I give full credit to the tightness of the band as a whole, including the crew and sound, for a very efficient and great sounding performance. Each song seemingly blended into the other with the speed and precision of getting prepared. Though they haven’t performed these songs on a nightly basis for a long time, you would never know based off their performance they gave.
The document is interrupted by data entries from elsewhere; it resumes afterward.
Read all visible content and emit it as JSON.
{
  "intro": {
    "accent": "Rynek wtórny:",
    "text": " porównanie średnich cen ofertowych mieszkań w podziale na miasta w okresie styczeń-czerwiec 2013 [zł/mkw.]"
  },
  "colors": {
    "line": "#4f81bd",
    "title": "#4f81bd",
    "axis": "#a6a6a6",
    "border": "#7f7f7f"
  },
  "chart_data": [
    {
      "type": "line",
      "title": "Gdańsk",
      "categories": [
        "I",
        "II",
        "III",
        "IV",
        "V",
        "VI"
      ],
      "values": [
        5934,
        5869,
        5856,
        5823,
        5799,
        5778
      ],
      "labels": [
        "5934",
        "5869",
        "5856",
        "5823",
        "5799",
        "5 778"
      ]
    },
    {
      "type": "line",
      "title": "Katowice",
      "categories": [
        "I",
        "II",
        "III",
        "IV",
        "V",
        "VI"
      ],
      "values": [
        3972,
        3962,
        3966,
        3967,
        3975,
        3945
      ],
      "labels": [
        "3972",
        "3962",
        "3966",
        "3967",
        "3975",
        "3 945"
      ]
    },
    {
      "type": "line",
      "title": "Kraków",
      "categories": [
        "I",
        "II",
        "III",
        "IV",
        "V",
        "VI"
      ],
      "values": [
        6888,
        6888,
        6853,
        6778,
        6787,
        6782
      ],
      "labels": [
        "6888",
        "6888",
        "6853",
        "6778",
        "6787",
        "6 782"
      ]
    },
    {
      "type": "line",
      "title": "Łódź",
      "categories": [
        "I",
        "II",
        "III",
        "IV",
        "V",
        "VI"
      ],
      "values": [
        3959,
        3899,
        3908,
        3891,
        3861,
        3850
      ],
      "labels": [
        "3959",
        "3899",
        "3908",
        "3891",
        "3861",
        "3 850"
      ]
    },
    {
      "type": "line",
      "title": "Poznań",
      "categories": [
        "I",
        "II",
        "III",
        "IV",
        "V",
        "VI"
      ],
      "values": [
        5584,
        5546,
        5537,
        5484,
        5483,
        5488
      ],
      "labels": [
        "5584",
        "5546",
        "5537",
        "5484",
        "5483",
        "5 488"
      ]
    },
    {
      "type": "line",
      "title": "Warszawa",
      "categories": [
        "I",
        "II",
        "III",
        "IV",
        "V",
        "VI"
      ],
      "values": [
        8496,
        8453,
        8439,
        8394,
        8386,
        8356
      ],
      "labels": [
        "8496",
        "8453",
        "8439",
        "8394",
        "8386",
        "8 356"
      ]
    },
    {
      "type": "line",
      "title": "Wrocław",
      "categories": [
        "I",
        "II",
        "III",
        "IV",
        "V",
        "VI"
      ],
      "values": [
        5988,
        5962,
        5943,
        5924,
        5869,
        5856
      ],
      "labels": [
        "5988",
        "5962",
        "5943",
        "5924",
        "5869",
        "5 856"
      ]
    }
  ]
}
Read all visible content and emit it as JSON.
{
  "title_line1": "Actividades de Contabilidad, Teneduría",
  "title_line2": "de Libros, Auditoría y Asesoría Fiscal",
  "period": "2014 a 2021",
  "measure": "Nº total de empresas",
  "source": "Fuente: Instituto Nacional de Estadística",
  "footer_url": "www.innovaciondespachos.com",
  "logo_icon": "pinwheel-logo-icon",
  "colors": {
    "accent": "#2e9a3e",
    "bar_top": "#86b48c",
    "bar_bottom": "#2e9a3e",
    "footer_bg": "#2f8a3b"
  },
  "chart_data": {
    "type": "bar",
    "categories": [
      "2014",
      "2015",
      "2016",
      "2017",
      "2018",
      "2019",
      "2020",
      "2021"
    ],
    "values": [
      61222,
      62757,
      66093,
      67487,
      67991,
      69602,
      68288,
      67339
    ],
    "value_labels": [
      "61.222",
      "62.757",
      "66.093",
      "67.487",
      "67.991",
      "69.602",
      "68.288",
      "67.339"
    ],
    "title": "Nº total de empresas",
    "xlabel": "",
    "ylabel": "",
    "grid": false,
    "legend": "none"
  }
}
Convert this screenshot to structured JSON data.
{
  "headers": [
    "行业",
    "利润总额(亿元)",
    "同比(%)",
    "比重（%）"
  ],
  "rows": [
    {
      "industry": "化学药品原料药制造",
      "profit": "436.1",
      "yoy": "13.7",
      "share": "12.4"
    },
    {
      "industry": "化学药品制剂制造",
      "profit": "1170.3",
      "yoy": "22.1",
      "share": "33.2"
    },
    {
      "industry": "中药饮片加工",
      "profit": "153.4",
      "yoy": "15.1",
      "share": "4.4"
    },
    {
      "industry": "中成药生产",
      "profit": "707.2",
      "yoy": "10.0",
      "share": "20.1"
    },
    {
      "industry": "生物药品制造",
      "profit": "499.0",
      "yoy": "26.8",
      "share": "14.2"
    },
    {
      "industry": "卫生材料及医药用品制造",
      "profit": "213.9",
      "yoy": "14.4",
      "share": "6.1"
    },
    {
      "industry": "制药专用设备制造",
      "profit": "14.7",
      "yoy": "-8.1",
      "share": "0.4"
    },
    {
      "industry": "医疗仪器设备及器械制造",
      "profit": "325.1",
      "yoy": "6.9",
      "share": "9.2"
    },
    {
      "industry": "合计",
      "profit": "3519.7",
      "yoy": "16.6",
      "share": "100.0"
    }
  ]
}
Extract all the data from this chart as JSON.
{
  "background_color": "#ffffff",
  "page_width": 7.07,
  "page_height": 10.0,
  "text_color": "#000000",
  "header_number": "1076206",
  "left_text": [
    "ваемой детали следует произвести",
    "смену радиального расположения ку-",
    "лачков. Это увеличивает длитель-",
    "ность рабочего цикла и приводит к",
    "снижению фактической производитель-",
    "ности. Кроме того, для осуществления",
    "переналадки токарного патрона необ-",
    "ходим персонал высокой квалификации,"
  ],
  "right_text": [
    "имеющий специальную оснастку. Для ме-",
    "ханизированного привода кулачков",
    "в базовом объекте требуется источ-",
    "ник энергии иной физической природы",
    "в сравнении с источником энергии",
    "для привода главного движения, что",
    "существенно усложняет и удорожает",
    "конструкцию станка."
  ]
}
The only instance of a rough transition was due to the immediate action of the band halting the show in its tracks to help an audience member in need of medical attention, who was seen to promptly and was escorted away from the pit.
A specific shoutout I’d like to give is to their current drummer Jarrod Alexander. The stamina to play the songs they chose flawlessly for the whole show is no small feat, and Jarrod made it seem so easy. Going from Helena straight to Vampire Money alone had to have burned. That’s not to say the rest of the band didn’t put in their time though. Singer Gerard Way has very obviously put in time to build his voice back up and surpassing the levels his younger self used to have, having a great scream and edge to the harsher songs while being able to sing the gorgeous melodies of songs like Ghost of You with beautiful levels of emotion. Mikey Way, Frank Iero, and Ray Toros strumming never slacked the whole night. All seem to have missed these songs with smiles across all their faces the entire show, and with as seamless as their playing was, they deserve them.
In My Chemical Romance’s absence, it has grown to a status that could only be labeled as mythical. Since forming in 2001 and growing to super stardom in less than ten years, they have somehow remained as a safe space for many, even in a hiatus of six years. The demographic of the audience was so eclectic of all races, ages, and every other identifier, that it didn’t feel like a fandom going to see their favorite band. Instead it felt like a religious experience of the upmost inclusiveness. In a way, their music, with its dark lyrics of moments in life where hearts and minds struggle to survive, has acted like their gospel. Generations have passed it down and spread the word to those who need it most, creating a legacy of understanding for those in dire need. The Black Parade may be dead, but it’s pallbearers are alive and well giving a reunion tour that may go on to become more than what we all expect.